« L’avortement n’est jamais la réponse que cherchent les femmes et les familles », a affirmé le pape François en recevant les participants à un congrès promu par le Dicastère pour les laïcs, la famille et la vie, ce 25 mai 2019, au Vatican.
Discours du pape François :
Messieurs les cardinaux,
Vénérés frères dans l’épiscopat et le sacerdoce,
Chers frères et sœurs,
Bonjour et bienvenus. Je salue le cardinal Farrell et je le remercie pour ses paroles d’introduction. Je salue les participants au Congrès international “Yes to Life! Prendre soin du précieux don de la vie dans la fragilité”, organisé par le Dicastère pour les laïcs, la famille et la vie, et par la Fondation “Il Cuore in una Goccia”, une des réalités qui dans le monde agissent chaque jour pour accueillir les enfants en condition d’extrême fragilité à leur naissance. Des enfants que, dans certains cas, la culture du déchet définit comme “incompatibles avec la vie”, et ainsi condamnés à mort.
Mais aucun être humain ne peut jamais être incompatible avec la vie, ni de par son âge, ni de par ses conditions de santé, ni de par la qualité de son existence. Tout enfant qui s’annonce dans le sein d’une femme est un don, qui change l’histoire d’une famille : d’un père et d’une mère, des grands-parents et des frères et sœurs. Et cet enfant a besoin d’être accueilli, aimé et soigné. Toujours ! Quand ils pleurent aussi, comme celui-ci [applaudissements]. Peut-être pourrait-on penser : “Mais, il fait du bruit… éloignons-le”. Non : c’est une musique que nous devons tous écouter. Et on dirait qu’il a entendu les applaudissements et qu’il s’est aperçu qu’ils étaient pour lui. Il faut toujours écouter, même quand l’enfant nous fatigue un peu ; à l’église aussi : qu’est-ce qu’ils pleurent les enfants à l’église ! Ils louent Dieu. Nous ne devons jamais, jamais chasser un enfant parce qu’il pleure. Merci pour votre témoignage.
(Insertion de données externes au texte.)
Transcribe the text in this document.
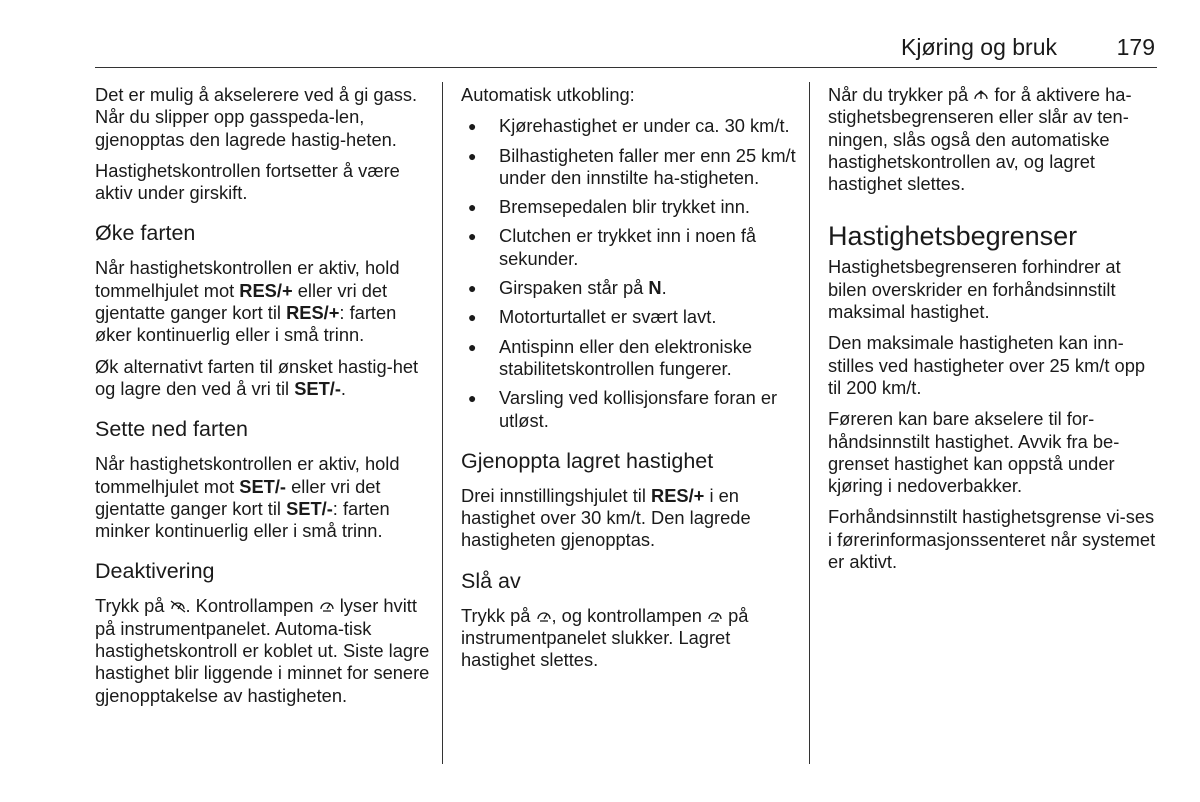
Kjøring og bruk	179

Det er mulig å akselerere ved å gi gass. Når du slipper opp gasspeda-len, gjenopptas den lagrede hastig-heten.

Hastighetskontrollen fortsetter å være aktiv under girskift.

Øke farten

Når hastighetskontrollen er aktiv, hold tommelhjulet mot RES/+ eller vri det gjentatte ganger kort til RES/+: farten øker kontinuerlig eller i små trinn.

Øk alternativt farten til ønsket hastig-het og lagre den ved å vri til SET/-.

Sette ned farten

Når hastighetskontrollen er aktiv, hold tommelhjulet mot SET/- eller vri det gjentatte ganger kort til SET/-: farten minker kontinuerlig eller i små trinn.

Deaktivering

Trykk på
. Kontrollampen
lyser hvitt på instrumentpanelet. Automa-tisk hastighetskontroll er koblet ut. Siste lagre hastighet blir liggende i minnet for senere gjenopptakelse av hastigheten.

Automatisk utkobling:

● Kjørehastighet er under ca. 30 km/t.
● Bilhastigheten faller mer enn 25 km/t under den innstilte ha-stigheten.
● Bremsepedalen blir trykket inn.
● Clutchen er trykket inn i noen få sekunder.
● Girspaken står på N.
● Motorturtallet er svært lavt.
● Antispinn eller den elektroniske stabilitetskontrollen fungerer.
● Varsling ved kollisjonsfare foran er utløst.
Gjenoppta lagret hastighet

Drei innstillingshjulet til RES/+ i en hastighet over 30 km/t. Den lagrede hastigheten gjenopptas.

Slå av

Trykk på
, og kontrollampen
på instrumentpanelet slukker. Lagret hastighet slettes.

Når du trykker på
for å aktivere ha-stighetsbegrenseren eller slår av ten-ningen, slås også den automatiske hastighetskontrollen av, og lagret hastighet slettes.

Hastighetsbegrenser

Hastighetsbegrenseren forhindrer at bilen overskrider en forhåndsinnstilt maksimal hastighet.

Den maksimale hastigheten kan inn-stilles ved hastigheter over 25 km/t opp til 200 km/t.

Føreren kan bare akselere til for-håndsinnstilt hastighet. Avvik fra be-grenset hastighet kan oppstå under kjøring i nedoverbakker.

Forhåndsinnstilt hastighetsgrense vi-ses i førerinformasjonssenteret når systemet er aktivt.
Quand une femme découvre qu’elle attend un enfant, un sentiment de mystère profond naît immédiatement en elle. Les femmes qui sont mères le savent. La conscience d’une présence, qui grandit en elle, envahit tout son être, en la rendant non plus seulement femme, mais mère. Entre elle et l’enfant s’instaure tout de suite un dialogue croisé intense, que la science appelle cross-talk. Une relation réelle et intense entre deux êtres humains, qui communiquent entre eux depuis les premiers instants de la conception pour favoriser une adaptation réciproque, au fur et à mesure que le petit grandit et se développe. Cette capacité de communication n’appartient pas seulement à la femme, mais surtout à l’enfant, qui, dans son individualité, veille à envoyer des messages pour révéler sa présence et ses besoins à sa mère. C’est ainsi que ce nouvel être humain devient immédiatement un enfant, en poussant la femme avec tout son être à se tourner vers lui.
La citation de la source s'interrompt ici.